Obama mówił, że pierwszy raz spotkał sierż. Remsburga podczas 65. rocznicy lądowania w Normandii w 2009 roku. Prezydent wspominał, że razem z żołnierzem zrobili sobie kilka zdjęć i wymienili kilka żartów.
Kilka miesięcy później Remsburg został ciężko ranny w wybuchu przydrożnej bomby w Afganistanie. Znaleziono go w przydrożnym rowie z odłamkami szrapnela w mózgu. Lekarze uratowali mu życie, ale po miesiącach operacji i rehabilitacji, Remsburg musiał na nowo uczyć się mówić i chodzić. Lewą stronę nadal ma częściowo sparaliżowaną i nie widzi na jedno oko.

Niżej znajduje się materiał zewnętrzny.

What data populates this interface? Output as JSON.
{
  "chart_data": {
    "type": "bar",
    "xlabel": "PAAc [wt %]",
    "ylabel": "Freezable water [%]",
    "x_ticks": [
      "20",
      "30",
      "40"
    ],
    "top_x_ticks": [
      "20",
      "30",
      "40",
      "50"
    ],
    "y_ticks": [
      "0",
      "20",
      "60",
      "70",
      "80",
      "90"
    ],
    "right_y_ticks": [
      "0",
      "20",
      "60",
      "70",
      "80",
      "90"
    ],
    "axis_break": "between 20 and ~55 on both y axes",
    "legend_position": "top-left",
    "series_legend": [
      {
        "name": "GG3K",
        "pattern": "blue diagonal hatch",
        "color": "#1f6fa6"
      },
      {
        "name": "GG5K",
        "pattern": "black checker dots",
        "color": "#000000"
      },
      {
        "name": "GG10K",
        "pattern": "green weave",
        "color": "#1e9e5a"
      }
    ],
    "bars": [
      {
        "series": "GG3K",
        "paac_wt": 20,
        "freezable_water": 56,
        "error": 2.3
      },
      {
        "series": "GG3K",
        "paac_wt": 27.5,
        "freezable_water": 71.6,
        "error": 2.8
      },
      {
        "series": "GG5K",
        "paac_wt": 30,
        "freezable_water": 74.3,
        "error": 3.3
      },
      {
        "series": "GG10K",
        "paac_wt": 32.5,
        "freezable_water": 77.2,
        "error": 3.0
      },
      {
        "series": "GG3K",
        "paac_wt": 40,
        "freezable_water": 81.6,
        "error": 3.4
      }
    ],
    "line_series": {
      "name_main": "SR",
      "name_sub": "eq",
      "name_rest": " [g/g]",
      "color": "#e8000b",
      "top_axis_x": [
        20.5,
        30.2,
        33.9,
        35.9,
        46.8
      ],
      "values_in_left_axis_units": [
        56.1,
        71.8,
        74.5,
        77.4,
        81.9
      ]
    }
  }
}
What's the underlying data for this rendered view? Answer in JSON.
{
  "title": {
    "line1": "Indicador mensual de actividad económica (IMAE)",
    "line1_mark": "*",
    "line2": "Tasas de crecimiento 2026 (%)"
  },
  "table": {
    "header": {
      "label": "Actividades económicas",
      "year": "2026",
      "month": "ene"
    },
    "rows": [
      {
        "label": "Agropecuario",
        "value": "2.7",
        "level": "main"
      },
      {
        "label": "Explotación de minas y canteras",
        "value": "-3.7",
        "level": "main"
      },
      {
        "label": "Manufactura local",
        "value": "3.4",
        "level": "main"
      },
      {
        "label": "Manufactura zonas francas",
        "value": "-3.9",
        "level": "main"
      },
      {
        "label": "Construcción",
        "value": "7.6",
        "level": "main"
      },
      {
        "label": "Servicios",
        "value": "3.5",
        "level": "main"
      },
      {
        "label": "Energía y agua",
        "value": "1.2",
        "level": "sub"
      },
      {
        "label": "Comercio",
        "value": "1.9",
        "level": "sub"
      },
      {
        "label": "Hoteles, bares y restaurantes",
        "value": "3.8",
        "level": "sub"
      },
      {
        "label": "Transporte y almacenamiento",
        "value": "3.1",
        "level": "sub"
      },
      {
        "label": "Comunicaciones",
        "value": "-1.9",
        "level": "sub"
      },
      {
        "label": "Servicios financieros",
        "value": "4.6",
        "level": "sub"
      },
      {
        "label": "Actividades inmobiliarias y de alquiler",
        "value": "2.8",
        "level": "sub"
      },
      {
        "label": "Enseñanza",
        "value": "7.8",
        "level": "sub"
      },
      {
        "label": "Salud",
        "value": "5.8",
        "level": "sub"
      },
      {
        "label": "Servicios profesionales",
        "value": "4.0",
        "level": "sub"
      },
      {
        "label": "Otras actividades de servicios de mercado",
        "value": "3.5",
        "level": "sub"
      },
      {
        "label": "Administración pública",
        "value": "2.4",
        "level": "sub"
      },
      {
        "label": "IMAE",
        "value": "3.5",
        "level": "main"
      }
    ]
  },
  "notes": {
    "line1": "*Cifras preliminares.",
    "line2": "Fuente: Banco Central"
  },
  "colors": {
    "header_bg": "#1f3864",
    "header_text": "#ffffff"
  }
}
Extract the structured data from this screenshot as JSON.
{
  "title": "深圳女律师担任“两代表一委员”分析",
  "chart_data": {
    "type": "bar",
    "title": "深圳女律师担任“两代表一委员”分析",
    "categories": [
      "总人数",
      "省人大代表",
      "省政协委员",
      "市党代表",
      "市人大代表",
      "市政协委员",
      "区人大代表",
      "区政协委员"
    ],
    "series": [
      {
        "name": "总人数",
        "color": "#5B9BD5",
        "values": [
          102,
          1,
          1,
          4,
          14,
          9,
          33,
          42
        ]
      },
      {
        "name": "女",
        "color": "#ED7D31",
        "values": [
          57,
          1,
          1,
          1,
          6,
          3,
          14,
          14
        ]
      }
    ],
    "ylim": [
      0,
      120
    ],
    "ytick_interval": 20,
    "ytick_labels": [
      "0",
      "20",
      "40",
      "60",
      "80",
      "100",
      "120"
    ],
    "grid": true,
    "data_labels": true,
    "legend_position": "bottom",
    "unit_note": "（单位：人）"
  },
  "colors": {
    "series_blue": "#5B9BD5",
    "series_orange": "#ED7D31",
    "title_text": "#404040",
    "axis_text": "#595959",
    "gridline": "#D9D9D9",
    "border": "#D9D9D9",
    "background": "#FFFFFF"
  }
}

Mówiąc o żołnierzu, pod koniec swojego orędzia, Obama podkreślił, że jest to ktoś, "kto się nie poddaje". - Nic w życiu, co jest coś warte, nie jest proste. Cory jest tu dzisiaj. I tak jak armia, którą kocha; jak Ameryka, której służy, sierżant Cory Remsburg nigdy się nie poddaje - powiedział Obama, obrazując przykładem żołnierza wyzwania ekonomiczne, które stoją przed Ameryką, a które można przezwyciężyć tylko działając razem.
Sierżant Remsburg przysłuchiwał się Obami stojąc obok jego małżonki. Połączone izby Kongresu oraz inni oficjele i goście nagrodzili go gromkimi brawami.